Okay. Okay. But you said nobody saw Gabriel around that first time, and you did not have the courage to ask Mary straight up, face-to-face. So, if Gabriel was not the one, that could mean there was a real daddy; which means we do not need your shape-shifting Therian theory. Where did Joe fit into all this? Weren't Mary and Joe going steady at that time?

Liz, those four teens of yours must be taking up all your attention. Have you forgotten what happened to Joe?

The look on Liz's face was a confusion of surprise and failure and bewilderment. Zarena did not wait for Liz to reply.

Liz, Joe and Mary were an item for only a few weeks before he went off to a seminary to study to become a celibate priest.


What? This is the first time you you're finding that out?

Yeah. Absolutely positively. Was Mary the reason?

What reason?

Joe turning celibate.

Both burst out laughing.

Let's try extra hard to be nice, and not go there. Mary is family.

Okay, but recall what that stand-up comic said about her own nakedness. That when stagehands backstage saw her naked while she was changing costume--

One stagehand threw up; and the other became homosexual on the spot.

More wild gigglings from both adults.

So, now you know.
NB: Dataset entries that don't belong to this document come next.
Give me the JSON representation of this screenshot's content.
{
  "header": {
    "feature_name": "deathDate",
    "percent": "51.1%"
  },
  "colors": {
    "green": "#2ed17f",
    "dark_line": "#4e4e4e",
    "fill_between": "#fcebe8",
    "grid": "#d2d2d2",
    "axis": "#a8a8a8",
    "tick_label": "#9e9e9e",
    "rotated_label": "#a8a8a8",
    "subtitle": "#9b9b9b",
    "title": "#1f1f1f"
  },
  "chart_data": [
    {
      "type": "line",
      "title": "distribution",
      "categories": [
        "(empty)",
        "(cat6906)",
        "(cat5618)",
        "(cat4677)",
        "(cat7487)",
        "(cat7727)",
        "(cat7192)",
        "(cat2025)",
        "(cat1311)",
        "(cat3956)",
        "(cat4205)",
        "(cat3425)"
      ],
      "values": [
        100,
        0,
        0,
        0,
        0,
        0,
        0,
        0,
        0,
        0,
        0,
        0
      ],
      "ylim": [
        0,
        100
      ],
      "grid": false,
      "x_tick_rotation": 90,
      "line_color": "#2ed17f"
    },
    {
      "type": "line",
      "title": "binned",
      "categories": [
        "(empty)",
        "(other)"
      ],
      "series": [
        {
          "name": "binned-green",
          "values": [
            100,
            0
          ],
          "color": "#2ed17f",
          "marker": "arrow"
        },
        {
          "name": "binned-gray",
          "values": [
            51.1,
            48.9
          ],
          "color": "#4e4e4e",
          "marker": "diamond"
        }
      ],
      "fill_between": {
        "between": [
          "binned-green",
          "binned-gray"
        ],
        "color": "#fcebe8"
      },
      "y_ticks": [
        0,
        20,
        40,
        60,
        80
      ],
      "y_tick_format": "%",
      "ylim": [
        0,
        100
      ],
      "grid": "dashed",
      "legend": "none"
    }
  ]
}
Joe had been so long out of her life, that Mary did not try to claim him the father.

There was a long, long silence, before one of them spoke.

So, Zarena, you really think Mary could be right this time?

I'm finding it difficult to be clear about what I think, Liz. It would have been easier had her child not begun to look like that scallywag. It's much easier, now that I have read so much.

You said Mary was here this morning?

Uh-huh. Told the whole family. And this time she is deathly afraid of the media finding out.

Was Granny Jane here?

No! Heck, no, Liz! Granny still does not know of Mary's first child.

Granny came from Okefenokee.

Yes. Lived there the first twenty-nine years of her life. That's the family Mary sent her daughter to. Don't you remember the stories Granny told us about being the last crocodile in the family among all those alligator relatives?

Perhaps Mary should allow family history to repeat itself; go live in Okefenokee and be the only crocodile there, again. Before this second child is born. Just in case this second one, too, morphs into that side of the family.

And what if it does not? That would really complicate the situation, Liz, because who could Mary possibly be obsessing about this time?

One of her professors?


A professor would be best because none of us has seen any of them, although she tells us all her university professors are scaly-wag reptiles.

Perhaps, one of us should suggest someone to her?

If we were better cousins, we would have a heart-to-heart talk with Mary; you think?